The commands must eventually get evaluated. This happens in a few situations, mostly relating to output of the final image. So, asking for a BufferedImage to display the output on the screen will force all the commands to evaluate. Similarly, writing the output image to disk will force evaluation.
In some cases, you can keep the second benefit of JAI, which is tile based rendering. Whereas BufferedImage does all its work right away, across all pixels, tile rendering just operates on rectangular sections of the image at a time.
Using the example from before, the 2048x2048 output image will get broken into tiles. Suppose these are 256x256, then the entire image gets broken into 64 tiles. The JAI operator objects know how to work a tile at a tile. So, scaling the 512x512 section of the source image really happens 64 times on 64x64 source pixels at a time.
Computing a tile at a time means looping across the tiles, which would seem to take more time. However, two things work in your favor when doing tile computation. First, tiles can be evaluated on multiple threads concurrently. Second, the transient memory usage is much, much lower than immediate mode computation.
All of which is a long-winded explanation for why you want to use JAI for this type of image processing.
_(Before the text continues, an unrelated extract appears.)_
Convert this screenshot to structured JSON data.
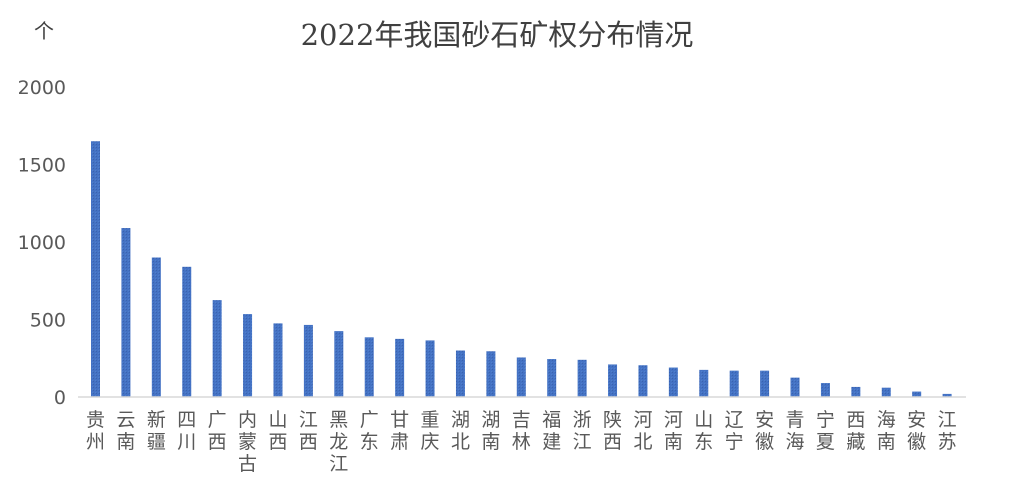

A couple of notes and caveats:
You can defeat tile based rendering without realizing it. Anywhere you've got a BufferedImage in the workstream, it cannot act as a tile source or sink.
If you render to disk using the JAI or JAI Image I/O operators for JPEG, then you're in good shape. If you try to use the JDK's built-in image classes, you'll need all the memory. (Basically, avoid mixing the two types of image manipulation. Immediate mode and deferred mode don't mix well.)
All the fancy stuff with ROIs, tiles, and deferred mode are transparent to the program. You just make API call on the JAI class. You only deal with the machinery if you need more control over things like tile sizes, caching, and concurrency.
Here's a suggestion that might be useful;
Try segregating the two main tasks into individual programs. Your first task is to decide which images go where, and that can be a simple mapping from coordinates to filenames, which can be represented as lines of text:
0,0,image123.jpg
0,1,image542.jpg
.....
After that task is done (and it sounds like you have it well handled), then you can have a separate program handle the compilation.
This compilation could be done by appending to an image, but you probably don't want to mess around with file formats yourself. It's better to let your programming environment do it by using a Java Image object of some sort. The biggest one you can fit in memory pixelwise will be 2GB leading to sqrt(2x10^9) maximum height and width. From this number and dividing by the number of images you have for height and width, you will get the overall pixels per subimage allowed., and can paint them into the appropriate places.
Every time you 'append' are you perhaps implicitly creating a new object with one more pixel to replace the old one (ie, a parallel to the classic problem of repeatedly appending to a String instead of using a StringBuilder) ?
If you post the portion of your code that does the storing and appending, someone will probably help you find an efficient way of recoding it.